転校生②

「大丈夫か?」


 アキラは横から聞こえた声にはっと顔を上げ、改めて助けてくれた男子学生に向き合った。


「助けてくれてどうもありがとう。あなたは」


「俺は二年の西條さいじょうトーマ。さっき転校生って呼ばれてたけどそうなのか?」


「うん、私は本野もとのアキラ」


「災難だったな」とため息交じりに人懐っこい笑顔を見せるトーマに、アキラは不思議と体中の力が抜け、かわりに疲れがどっと襲ってきた。


「さっきの奴のこと一応センセーに言っておこうぜ。またねとか言ってたし」


「うん、あの一緒に来てもらってもいいかな。私、一度ここに来たことはあるんだけど、職員室の場所分かるか自信がなくて」


「ああ、もちろん行くよ」


 ――よかった。


 アキラはトーマの優しさに感謝した。今のアキラが一人になったら不安で押しつぶされそうになっていただろう。

 ただでさえ緊張していた転校初日に、校門の前で変な男に絡まれ、更には――


「あの、西條くん」


「トーマでいいよ」


「じゃあトーマくん、先週この学校で事件が起こったって本当なの?」


「ああ」トーマはアキラの問いに神妙な顔つきで答えた。


佐倉さくらセンセー、いい人だったよ。いったい何があったんだろう」


 佐倉先生、トーマの口から出た名前を頭の中で反芻する。


 さくらせんせい、


『かわいい名前ですね』


『ふふ、ありがとう。では来週の月曜日、始業式が9時から始まるからそれまでに職員室に来てね』


『はい』


『ああそれと、理事長先生があなたに話があるみたい。始業式が終わったら理事長室に行くのを忘れないでね』


『え?』


『うちの学校、生徒が理事長室に呼ばれることって滅多に無いんだけどね。



 まあ、転校生って珍しいし、何か特別なお話があるのかもしれないわね』



『なんにせよ、ようこそ桜中央学園へ』



 唐突に思い出される先週のやりとり。

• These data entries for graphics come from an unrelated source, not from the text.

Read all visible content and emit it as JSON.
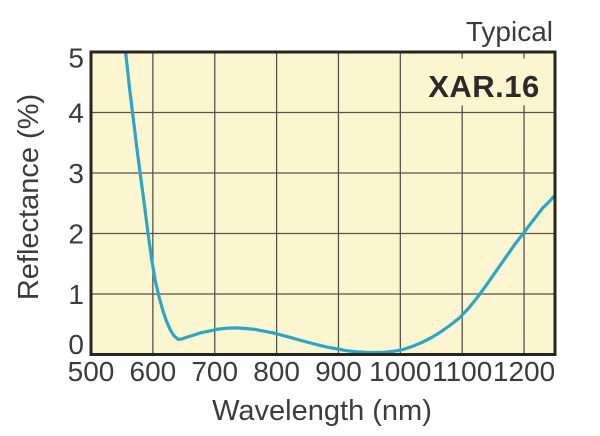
{
  "annotation": "Typical",
  "chart_data": {
    "type": "line",
    "title": "XAR.16",
    "annotation": "Typical",
    "xlabel": "Wavelength (nm)",
    "ylabel": "Reflectance (%)",
    "xlim": [
      500,
      1250
    ],
    "ylim": [
      0,
      5
    ],
    "x_ticks": [
      500,
      600,
      700,
      800,
      900,
      1000,
      1100,
      1200
    ],
    "y_ticks": [
      0,
      1,
      2,
      3,
      4,
      5
    ],
    "grid": true,
    "legend_position": "none",
    "series": [
      {
        "name": "XAR.16 typical reflectance",
        "points": [
          [
            550,
            5.8
          ],
          [
            556,
            5.0
          ],
          [
            562,
            4.42
          ],
          [
            568,
            3.92
          ],
          [
            574,
            3.42
          ],
          [
            580,
            2.95
          ],
          [
            586,
            2.5
          ],
          [
            592,
            2.02
          ],
          [
            598,
            1.58
          ],
          [
            604,
            1.22
          ],
          [
            610,
            0.95
          ],
          [
            616,
            0.73
          ],
          [
            622,
            0.55
          ],
          [
            628,
            0.41
          ],
          [
            634,
            0.31
          ],
          [
            641,
            0.25
          ],
          [
            648,
            0.26
          ],
          [
            656,
            0.29
          ],
          [
            666,
            0.32
          ],
          [
            678,
            0.36
          ],
          [
            692,
            0.39
          ],
          [
            706,
            0.42
          ],
          [
            720,
            0.435
          ],
          [
            735,
            0.44
          ],
          [
            750,
            0.43
          ],
          [
            765,
            0.415
          ],
          [
            780,
            0.385
          ],
          [
            795,
            0.355
          ],
          [
            810,
            0.315
          ],
          [
            825,
            0.275
          ],
          [
            840,
            0.23
          ],
          [
            855,
            0.19
          ],
          [
            870,
            0.15
          ],
          [
            885,
            0.115
          ],
          [
            900,
            0.09
          ],
          [
            915,
            0.06
          ],
          [
            930,
            0.045
          ],
          [
            945,
            0.035
          ],
          [
            960,
            0.033
          ],
          [
            975,
            0.038
          ],
          [
            990,
            0.055
          ],
          [
            1005,
            0.085
          ],
          [
            1020,
            0.135
          ],
          [
            1035,
            0.2
          ],
          [
            1050,
            0.28
          ],
          [
            1065,
            0.37
          ],
          [
            1080,
            0.48
          ],
          [
            1095,
            0.6
          ],
          [
            1110,
            0.76
          ],
          [
            1125,
            0.95
          ],
          [
            1140,
            1.16
          ],
          [
            1155,
            1.38
          ],
          [
            1170,
            1.6
          ],
          [
            1185,
            1.82
          ],
          [
            1200,
            2.02
          ],
          [
            1215,
            2.22
          ],
          [
            1230,
            2.42
          ],
          [
            1240,
            2.52
          ],
          [
            1250,
            2.63
          ]
        ]
      }
    ],
    "colors": {
      "line": "#2CA5C8",
      "plot_background": "#FBF6CF",
      "grid": "#54544a",
      "border": "#26261f",
      "text": "#3C3C3C",
      "title_text": "#2A2A2A",
      "page_background": "#ffffff"
    }
  }
}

その事実に気付いた瞬間、アキラの背中をぞわりと冷たいものが走りぬける。


 先週亡くなったのは、アキラが転入手続の時に会った教師だった。


 ――私が先生に会ったのは、もしかしたら事件が起こる直前だったのかもしれない。


 目の前がぐらぐらと揺れる。知らないところで起こっていた恐ろしい事件が、被害者に会ったことがあるというだけでとてつもなく身近に感じたのだ。


「ほら、行こうぜ。職員室はこの校門くぐってすぐの旧館にあるから近いんだ」


「あ、うん……」


 トーマに促されて重厚な造りの校門に向かう。踏み出した一歩が校門を超えたその瞬間、ズシンと頭が重くなり、目の奥に痺れるような痛みが走った。


 ――色々ショックなことがありすぎて頭まで痛くなってきた。


 二歩、三歩――。アキラの足が止まる。


 足を踏み出すごとに体がどんどん重くなっていった。アキラは両手を膝につく格好で、体に圧し掛かる重みに耐えるが、次第にバランスが取れなくなっていく。


『この事件は分からないことが多すぎて』


 次第に頭痛は酷くなり、視界が霞み、地面に転がる石の輪郭が二重になる。

 

 不安と混乱のしすぎで体がおかしくなってしまったのだろうか。


「おい、どうした?」


 その普通でない様子に気付いたトーマは、アキラの肩を何度か軽く叩きながら声をかける。しかしアキラはその呼びかけに答えることもできずに、沈みそうになる体と意識をなんとか保つので精一杯だった。


 ――からだが、おかしい。


 このままでは地面に倒れこんでしまう。そうなる前にトーマに返事をしようと伏せていた顔を上げた時。


「え……?」


 アキラの目に可笑しなものが映った。


 校門をくぐった先にある校舎に重なるように、別の建物が在るのだ。まるでCGで映像を重ねているかのように、別々の建物が同じ場所に映し出されている。


 アキラが先ほどまで坂の途中から見ていたものと全く違う光景が目の前に広がっていた。


 ――これは何?


 そして、校舎に重なるように現れた、平屋の古い造りの建物は今まさに巨大な炎に包まれていた。


 轟々と音を立てながら炎はどんどん大きくなる。



「燃えてる……」


「っおい! 本当に大丈夫か」


 アキラの体が大きく傾く瞬間にトーマが両肩を支え、自分に寄りかからせる形で座らせた。



「しっかりしろ、おい! 『――熱い、誰か水を――熱い』



 トーマの声が聞こえるが、果たしてこれは本当にトーマの声なのだろうか。




『た す け て ――!!』




 炎に包まれる建物の中から、空間に反響しノイズのようになった叫び声が聞こえた時、アキラの意識は唐突に途絶えた。